P1347 - Progression of Coronary Calcifications: A Prospective Study in 1075 Patients Over 5 Years
 
M. Greif1, F. von Ziegler1, J. Rümmler1, C. Becker2, K. Nikolaou2, A. Knez3, A. Leber4, A. Becker1
 
1Medizinische Klinik und Poliklinik I, Klinikum der Universität München, Campus Großhadern, München; 2Institut für Klinische Radiologie, Klinikum der Universität München, Campus Großhadern, München; 3Innere Medizin, Krankenhaus Weilheim, Weilheim; 4Klinik für Kardiologie u. Internistische Intensivmedizin, Städt. Klinikum München GmbH, Herzzentrum München-Bogenhausen, München;
 
Background: Coronary calcifications are a well established marker of coronary atherosclerosis and a valuable tool for cardiovascular risk stratification. Still little is known about the natural progression of coronary calcifications.
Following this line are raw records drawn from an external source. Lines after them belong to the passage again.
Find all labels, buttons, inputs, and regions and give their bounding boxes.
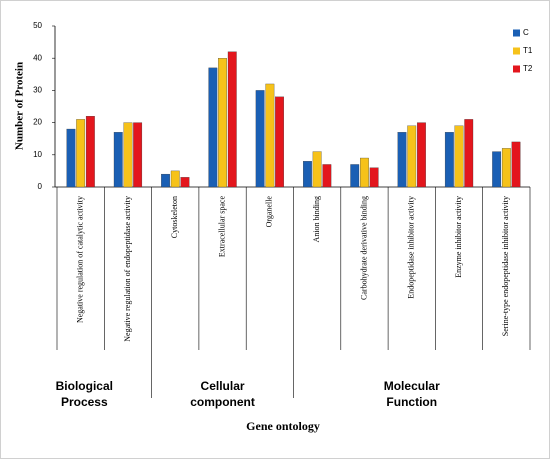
group-label: component xyxy=(190,395,255,409)
group-label: Cellular xyxy=(201,379,245,393)
legend-swatch xyxy=(513,65,520,73)
bar xyxy=(322,164,332,188)
y-tick-label: 10 xyxy=(33,150,42,159)
bar xyxy=(312,151,322,188)
x-tick-label: Organelle xyxy=(265,196,274,228)
legend-label: T1 xyxy=(523,46,533,55)
bar xyxy=(417,122,426,188)
legend-label: T2 xyxy=(523,64,533,73)
bar xyxy=(76,119,86,188)
bar xyxy=(360,157,369,188)
legend-label: C xyxy=(523,28,529,37)
x-tick-label: Serine-type endopeptidase inhibitor acti… xyxy=(501,196,510,336)
bar xyxy=(265,83,275,188)
group-label: Function xyxy=(386,395,437,409)
bar xyxy=(85,116,95,188)
x-tick-label: Cytoskeleton xyxy=(170,196,179,238)
y-axis-title: Number of Protein xyxy=(14,62,26,150)
group-label: Biological xyxy=(56,379,113,393)
y-tick-label: 40 xyxy=(33,53,42,62)
x-axis-title: Gene ontology xyxy=(246,419,320,433)
bar xyxy=(66,128,76,188)
bar xyxy=(407,125,417,188)
bar xyxy=(397,132,407,188)
y-tick-label: 0 xyxy=(38,182,43,191)
bar xyxy=(303,161,312,188)
bar xyxy=(454,125,464,188)
bar xyxy=(369,167,379,188)
bar xyxy=(350,164,360,188)
bar xyxy=(492,151,502,188)
bar xyxy=(218,58,227,188)
x-tick-label: Anion binding xyxy=(312,196,321,242)
bar xyxy=(208,67,218,188)
x-tick-label: Enzyme inhibitor activity xyxy=(454,196,463,278)
group-label: Molecular xyxy=(384,379,440,393)
bar xyxy=(170,170,180,188)
bar xyxy=(227,51,237,188)
bar xyxy=(161,173,170,188)
legend-swatch xyxy=(513,47,520,55)
x-tick-label: Negative regulation of catalytic activit… xyxy=(75,196,84,323)
x-tick-label: Endopeptidase inhibitor activity xyxy=(407,196,416,299)
bar xyxy=(501,148,511,188)
bar xyxy=(180,177,190,188)
y-tick-label: 50 xyxy=(33,21,42,30)
bar xyxy=(511,141,521,188)
x-tick-label: Negative regulation of endopeptidase act… xyxy=(123,196,132,342)
x-tick-label: Extracellular space xyxy=(217,196,226,258)
bar xyxy=(464,119,474,188)
bar xyxy=(444,132,454,188)
y-tick-label: 20 xyxy=(33,118,42,127)
legend-swatch xyxy=(513,29,520,37)
bar xyxy=(255,90,265,188)
bar xyxy=(113,132,123,188)
group-label: Process xyxy=(61,395,108,409)
y-tick-label: 30 xyxy=(33,86,42,95)
bar xyxy=(123,122,133,188)
bar xyxy=(275,96,284,188)
x-tick-label: Carbohydrate derivative binding xyxy=(359,196,368,300)
bar xyxy=(133,122,143,188)
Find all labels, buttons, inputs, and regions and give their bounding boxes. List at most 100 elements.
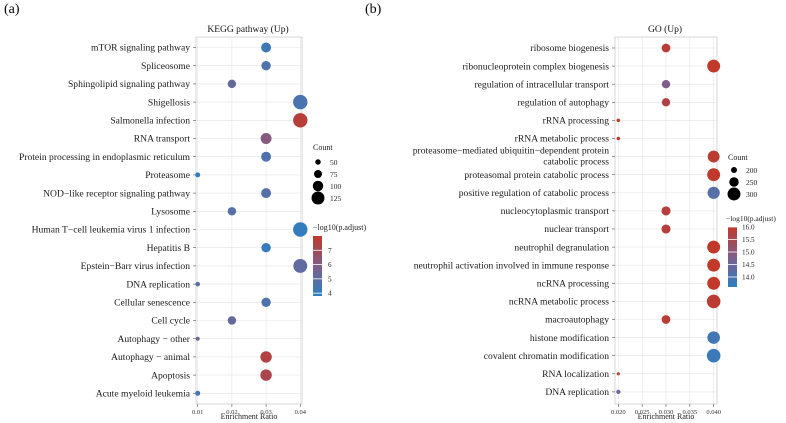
panel-b-point bbox=[661, 315, 671, 324]
panel-b-point bbox=[706, 348, 721, 363]
panel-b-point bbox=[707, 186, 720, 199]
panel-a-category-label: Salmonella infection bbox=[110, 116, 190, 127]
panel-b-category-label: positive regulation of catabolic process bbox=[459, 188, 610, 199]
panel-b-point bbox=[707, 276, 721, 290]
panel-a-point bbox=[260, 133, 272, 144]
panel-a-colorbar-tick-label: 6 bbox=[328, 261, 332, 269]
panel-a-category-label: Autophagy − other bbox=[117, 334, 190, 345]
panel-b-point bbox=[661, 43, 671, 53]
panel-a-size-legend-items: 50 75 100 125 bbox=[311, 158, 342, 205]
panel-a-points bbox=[195, 42, 308, 396]
panel-a-category-label: Human T−cell leukemia virus 1 infection bbox=[32, 225, 191, 236]
panel-b-category-label: neutrophil activation involved in immune… bbox=[414, 260, 609, 271]
panel-b-point bbox=[661, 98, 671, 107]
panel-a-size-legend-label: 125 bbox=[330, 194, 342, 203]
panel-a-point bbox=[227, 79, 237, 89]
panel-a-colorbar-tick-label: 5 bbox=[328, 275, 332, 283]
panel-b-category-label: proteasomal protein catabolic process bbox=[464, 170, 609, 181]
panel-b-point bbox=[707, 258, 721, 272]
panel-b-category-label: DNA replication bbox=[545, 387, 609, 398]
panel-b-category-label: histone modification bbox=[530, 333, 609, 344]
panel-a-size-legend-label: 100 bbox=[330, 182, 342, 191]
panel-b-category-label: covalent chromatin modification bbox=[484, 351, 609, 362]
panel-b-category-label: regulation of autophagy bbox=[517, 98, 609, 109]
panel-a-category-label: Shigellosis bbox=[148, 97, 190, 108]
panel-a-x-tick-label: 0.03 bbox=[260, 409, 271, 416]
panel-a-colorbar-ticks: 4 5 6 7 bbox=[313, 247, 332, 298]
panel-b-category-label: nuclear transport bbox=[544, 224, 609, 235]
panel-a-x-tick-label: 0.02 bbox=[226, 409, 237, 416]
panel-b-colorbar-tick-label: 15.0 bbox=[742, 249, 755, 257]
panel-a-point bbox=[227, 316, 237, 325]
panel-b-x-tick-label: 0.035 bbox=[683, 409, 698, 416]
panel-b-category-label: ncRNA metabolic process bbox=[509, 297, 609, 308]
panel-b-point bbox=[616, 389, 621, 395]
panel-a-category-label: Epstein−Barr virus infection bbox=[81, 261, 191, 272]
panel-a-colorbar-tick-label: 4 bbox=[328, 290, 332, 298]
panel-a-point bbox=[260, 351, 272, 363]
panel-b-size-legend-items: 200 250 300 bbox=[727, 166, 758, 201]
panel-a-point bbox=[260, 369, 272, 381]
panel-a-colorbar bbox=[313, 236, 322, 296]
panel-a-size-legend-title: Count bbox=[313, 143, 333, 152]
panel-a-x-tick-label: 0.01 bbox=[192, 409, 203, 416]
panel-b-category-label: rRNA processing bbox=[543, 116, 610, 127]
panel-a: (a) KEGG pathway (Up) mTOR signaling pat… bbox=[4, 2, 367, 421]
panel-b-point bbox=[616, 372, 620, 376]
panel-b-x-tick-label: 0.030 bbox=[659, 409, 674, 416]
panel-a-title: KEGG pathway (Up) bbox=[207, 24, 288, 35]
panel-b-point bbox=[707, 331, 720, 344]
panel-a-colorbar-tick-label: 7 bbox=[328, 247, 332, 255]
panel-a-size-legend-dot bbox=[315, 159, 321, 165]
panel-a-category-label: Apoptosis bbox=[151, 370, 190, 381]
panel-a-category-label: NOD−like receptor signaling pathway bbox=[43, 188, 190, 199]
panel-a-category-label: Acute myeloid leukemia bbox=[96, 389, 191, 400]
panel-b-point bbox=[706, 294, 721, 309]
panel-a-point bbox=[195, 281, 200, 287]
panel-a-category-label: Proteasome bbox=[145, 170, 190, 181]
panel-b-category-label: RNA localization bbox=[542, 369, 609, 380]
panel-a-category-label: Protein processing in endoplasmic reticu… bbox=[19, 152, 191, 163]
panel-b-size-legend: Count 200 250 300 bbox=[727, 153, 758, 201]
panel-b-colorbar-tick-label: 15.5 bbox=[742, 236, 755, 244]
panel-b-colorbar-tick-label: 14.5 bbox=[742, 261, 755, 269]
panel-b-letter: (b) bbox=[365, 2, 382, 17]
panel-a-x-ticks: 0.01 0.02 0.03 0.04 bbox=[192, 404, 307, 416]
panel-b-points bbox=[616, 43, 721, 395]
panel-b-category-labels: ribosome biogenesis ribonucleoprotein com… bbox=[413, 43, 615, 398]
panel-a-category-label: Cell cycle bbox=[151, 316, 190, 327]
panel-a-point bbox=[293, 258, 308, 273]
panel-a-category-label: Autophagy − animal bbox=[111, 352, 190, 363]
panel-b-category-label: ncRNA processing bbox=[537, 279, 609, 290]
panel-b-category-label: macroautophagy bbox=[545, 315, 609, 326]
panel-b-x-tick-label: 0.020 bbox=[611, 409, 626, 416]
panel-a-category-label: Hepatitis B bbox=[147, 243, 190, 254]
panel-a-size-legend-label: 50 bbox=[330, 158, 338, 167]
panel-a-x-tick-label: 0.04 bbox=[295, 409, 307, 416]
panel-a-size-legend-label: 75 bbox=[330, 170, 338, 179]
panel-a-size-legend-dot bbox=[314, 170, 322, 178]
panel-b-size-legend-dot bbox=[731, 167, 737, 173]
panel-b-colorbar-tick-label: 16.0 bbox=[742, 224, 755, 232]
panel-b-color-legend: −log10(p.adjust) 14.0 14.5 15.0 15.5 16.0 bbox=[726, 214, 776, 287]
panel-b-title: GO (Up) bbox=[648, 24, 682, 35]
panel-b-size-legend-title: Count bbox=[728, 153, 748, 162]
panel-a-category-labels: mTOR signaling pathway Spliceosome Sphingo… bbox=[19, 43, 196, 400]
panel-a-point bbox=[293, 222, 308, 237]
panel-b-category-label: regulation of intracellular transport bbox=[474, 79, 609, 90]
panel-a-category-label: Sphingolipid signaling pathway bbox=[68, 79, 190, 90]
panel-a-point bbox=[261, 242, 271, 253]
panel-b-point bbox=[661, 206, 671, 216]
panel-a-size-legend-dot bbox=[311, 191, 325, 205]
panel-a-point bbox=[261, 42, 272, 53]
panel-b-colorbar-tick-label: 14.0 bbox=[742, 274, 755, 282]
panel-b-point bbox=[616, 136, 621, 141]
panel-b-point bbox=[616, 118, 621, 123]
panel-b-x-tick-label: 0.025 bbox=[635, 409, 650, 416]
panel-b-colorbar-ticks: 14.0 14.5 15.0 15.5 16.0 bbox=[728, 224, 755, 282]
panel-b-x-tick-label: 0.040 bbox=[706, 409, 721, 416]
panel-b-x-axis-title: Enrichment Ratio bbox=[638, 412, 695, 421]
panel-a-point bbox=[227, 207, 237, 216]
panel-a-point bbox=[293, 113, 308, 128]
panel-a-point bbox=[261, 151, 272, 162]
We therefore determined changes in coronary calcium scores in this prospective study over 5 years.
Methods: We examined 1075 patients, 679 men, 396 women, age 53 ± 17 years, who were eligible for repeated CT scans of the chest due to staging examinations. In all patients coronary artery disease was not known at study entry. Images were obtained using a 64 slice scanner (Somatom 64, Siemens Medical Solutions) and a standard protocol using prospective triggering. Coronary calcifications were quantified using the volume score (VS). In addition calcifications were described as proximal, mid, or distal according to the AHA segment model. Mean observation time was 5.6 years, range 3.9 to 6.1 years.
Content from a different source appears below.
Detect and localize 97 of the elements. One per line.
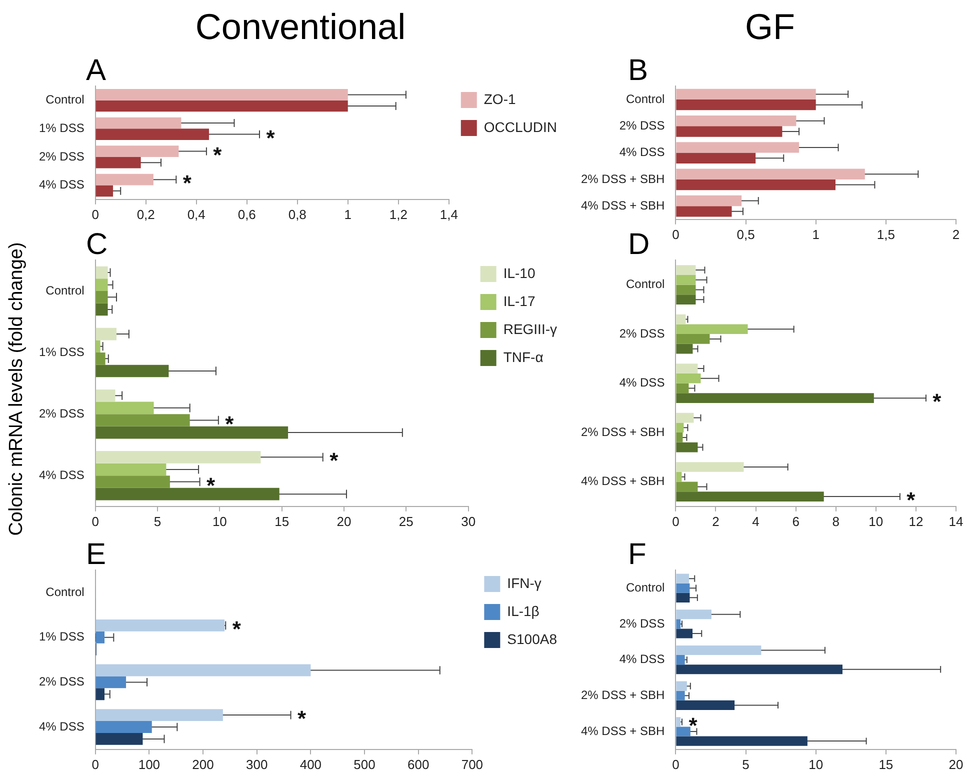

Results: Mean VS in the initial scan was 108 ± 88, 138 ± 97 in men and 56 ± 39 in women. In 288 patients coronary calcifications could be excluded. 62 % of calcifications were found in the proximal segments, 26 % in the medial segments, and 12 % in the distal segments.
In the second scan the mean score was significantly increased up to 153 ± 133, 193 ± 160 in men, 85 ± 66 in women, p <0.001. The mean relative increase was 41.6 %, resp. 7.0 % per year. Thereby the absolute increase of volume score correlated to the initial scan value, r = 0.92. 64 patients with an initial exclusion of coronary calcifications developed calcifications, they possessed a mean score of 26 ± 15. During the observation also the local distribution of calcifications changed: 47 % of calcifications were found in the proximal, 36% in the medial, and 17 % in the distal segments.
Conclusion: In this prospective study we observed an increase of 41.6 % over an observation period of 5 years. 22 % of patients with an initial score of 0 developed coronary calcifications during the study. Further it seems, that coronary calcifications develop from proximal to distal segments.
 
Clin Res Cardiol 100, Suppl 1, April 2011
Zitierung mit Vortrags- oder Posternummer s.o.